As in the case of the Windows configuration files, you could have a simple ping-pong configuration, so that only when a firmware load is fully written and VERIFIED, do you switch over to the new load. You would also have a flag to indicate that a burn was in progress, so that the existing firmware can check to see if the new load was completed, verify it, and the switch over, if the operation was interrupted. If your flash is written to very often, it behooves you to make provisions for multiple copies of firmware in memory, and be able to switch between them, just as Windows allows you to select, "Last known working configuration." You might even want to include a boot option that allows the user to select a firmware version to boot up.

As mentioned by others, these measures are all extremely standard, and I've product specs that explicitly require this type of protection.

TTFN

FAQ731-376
Chinese prisoner wins Nobel Peace Prize
 
One approach is to segregate the "boot code" from the rest of the system firmware. The boot code also manages the firmware update process. So even if the firmware is corrupted, the rigorously-protected boot code can be invoked to reload the firmware again.

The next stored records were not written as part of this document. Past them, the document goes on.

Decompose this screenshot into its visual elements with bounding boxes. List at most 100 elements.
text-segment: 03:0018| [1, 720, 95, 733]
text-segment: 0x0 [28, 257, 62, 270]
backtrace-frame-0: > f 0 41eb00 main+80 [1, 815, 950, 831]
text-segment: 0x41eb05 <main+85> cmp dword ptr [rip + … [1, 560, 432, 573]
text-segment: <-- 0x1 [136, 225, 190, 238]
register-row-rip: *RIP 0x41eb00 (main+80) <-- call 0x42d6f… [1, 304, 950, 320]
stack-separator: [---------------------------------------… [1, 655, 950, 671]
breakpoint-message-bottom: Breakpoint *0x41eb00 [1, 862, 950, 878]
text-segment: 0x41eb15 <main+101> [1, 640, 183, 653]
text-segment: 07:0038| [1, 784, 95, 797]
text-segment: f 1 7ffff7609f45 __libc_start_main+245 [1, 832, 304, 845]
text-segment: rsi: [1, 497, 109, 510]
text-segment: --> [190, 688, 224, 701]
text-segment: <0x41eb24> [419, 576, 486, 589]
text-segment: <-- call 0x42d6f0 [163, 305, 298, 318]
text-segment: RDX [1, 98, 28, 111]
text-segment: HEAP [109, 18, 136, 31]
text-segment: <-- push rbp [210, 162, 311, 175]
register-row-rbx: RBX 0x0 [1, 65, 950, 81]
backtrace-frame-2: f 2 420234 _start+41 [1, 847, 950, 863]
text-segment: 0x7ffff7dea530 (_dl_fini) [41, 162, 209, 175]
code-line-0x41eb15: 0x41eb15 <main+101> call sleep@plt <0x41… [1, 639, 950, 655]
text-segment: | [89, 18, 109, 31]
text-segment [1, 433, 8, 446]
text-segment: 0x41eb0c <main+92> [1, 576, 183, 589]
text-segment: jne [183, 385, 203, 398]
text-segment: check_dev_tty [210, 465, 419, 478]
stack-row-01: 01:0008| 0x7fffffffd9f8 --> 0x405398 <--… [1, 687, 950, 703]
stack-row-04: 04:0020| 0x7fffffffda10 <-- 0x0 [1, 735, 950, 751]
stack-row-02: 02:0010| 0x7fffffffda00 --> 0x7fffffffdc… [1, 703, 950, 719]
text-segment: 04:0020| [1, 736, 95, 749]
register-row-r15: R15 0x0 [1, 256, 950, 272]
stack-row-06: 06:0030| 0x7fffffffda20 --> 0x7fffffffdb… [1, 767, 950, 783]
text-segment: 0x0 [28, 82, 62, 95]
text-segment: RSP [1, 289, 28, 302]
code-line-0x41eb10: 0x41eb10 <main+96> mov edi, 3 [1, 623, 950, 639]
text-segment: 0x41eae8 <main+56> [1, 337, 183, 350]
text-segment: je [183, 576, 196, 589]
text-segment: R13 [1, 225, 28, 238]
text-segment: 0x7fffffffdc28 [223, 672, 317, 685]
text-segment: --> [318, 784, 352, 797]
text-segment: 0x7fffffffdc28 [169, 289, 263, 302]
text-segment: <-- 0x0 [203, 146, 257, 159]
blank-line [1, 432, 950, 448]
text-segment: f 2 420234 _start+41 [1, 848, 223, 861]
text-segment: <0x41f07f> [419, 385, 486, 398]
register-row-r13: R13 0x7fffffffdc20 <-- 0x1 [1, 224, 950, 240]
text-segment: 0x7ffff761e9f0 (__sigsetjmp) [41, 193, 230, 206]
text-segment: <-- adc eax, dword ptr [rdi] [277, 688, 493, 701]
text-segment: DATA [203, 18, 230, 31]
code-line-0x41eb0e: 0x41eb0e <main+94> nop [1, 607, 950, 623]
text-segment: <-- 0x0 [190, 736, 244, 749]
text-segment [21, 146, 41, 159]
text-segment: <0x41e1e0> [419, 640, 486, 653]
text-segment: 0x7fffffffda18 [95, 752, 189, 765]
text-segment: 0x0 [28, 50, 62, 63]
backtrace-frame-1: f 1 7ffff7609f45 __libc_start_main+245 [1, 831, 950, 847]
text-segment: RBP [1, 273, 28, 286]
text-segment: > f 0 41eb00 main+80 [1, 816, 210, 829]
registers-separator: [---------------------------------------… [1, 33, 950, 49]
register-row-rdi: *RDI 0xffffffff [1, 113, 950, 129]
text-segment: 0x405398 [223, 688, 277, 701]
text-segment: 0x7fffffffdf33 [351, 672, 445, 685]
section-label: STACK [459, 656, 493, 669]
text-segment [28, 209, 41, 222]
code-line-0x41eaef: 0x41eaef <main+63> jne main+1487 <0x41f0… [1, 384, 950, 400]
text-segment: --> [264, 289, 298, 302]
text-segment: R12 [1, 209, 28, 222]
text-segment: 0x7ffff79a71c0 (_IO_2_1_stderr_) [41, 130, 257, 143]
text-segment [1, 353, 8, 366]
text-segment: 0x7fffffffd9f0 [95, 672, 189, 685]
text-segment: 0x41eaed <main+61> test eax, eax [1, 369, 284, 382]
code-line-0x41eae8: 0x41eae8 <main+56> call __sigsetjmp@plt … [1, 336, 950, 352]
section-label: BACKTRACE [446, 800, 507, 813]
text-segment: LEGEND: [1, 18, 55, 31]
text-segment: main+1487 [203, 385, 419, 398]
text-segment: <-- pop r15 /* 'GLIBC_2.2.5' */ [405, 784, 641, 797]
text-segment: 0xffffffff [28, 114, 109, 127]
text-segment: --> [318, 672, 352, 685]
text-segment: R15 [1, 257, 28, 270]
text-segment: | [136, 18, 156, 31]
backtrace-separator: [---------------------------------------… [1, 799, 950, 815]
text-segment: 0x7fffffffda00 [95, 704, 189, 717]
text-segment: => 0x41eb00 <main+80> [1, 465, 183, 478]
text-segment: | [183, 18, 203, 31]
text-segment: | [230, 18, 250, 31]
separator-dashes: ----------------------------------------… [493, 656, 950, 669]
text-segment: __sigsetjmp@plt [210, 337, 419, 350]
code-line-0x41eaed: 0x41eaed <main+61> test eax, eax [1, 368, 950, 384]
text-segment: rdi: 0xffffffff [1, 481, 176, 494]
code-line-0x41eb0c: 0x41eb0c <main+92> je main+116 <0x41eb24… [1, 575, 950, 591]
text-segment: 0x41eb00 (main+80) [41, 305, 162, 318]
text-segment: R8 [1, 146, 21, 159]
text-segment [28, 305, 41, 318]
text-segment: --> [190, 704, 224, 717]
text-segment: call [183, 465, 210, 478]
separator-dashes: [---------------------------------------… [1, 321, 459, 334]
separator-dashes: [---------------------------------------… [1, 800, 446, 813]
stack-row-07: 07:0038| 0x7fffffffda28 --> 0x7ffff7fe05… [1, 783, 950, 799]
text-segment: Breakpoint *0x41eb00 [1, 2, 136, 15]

Updating the boot code itself (hopefully very rare) becomes the only 'white knuckle' time.

..

Once upon a time there was an HF radio transceiver made in Japan by one of the well known manufacturers on such things. The radio's OS was loaded in RAM (!) with a little lithium cell to keep it up. When battery got old, it had to be replaced while another battery was temporarily connected in parallel to (hopefully) hold up the RAM. One false move and the radio went back to the service center for a fresh battery and a reloading of the OS into the RAM.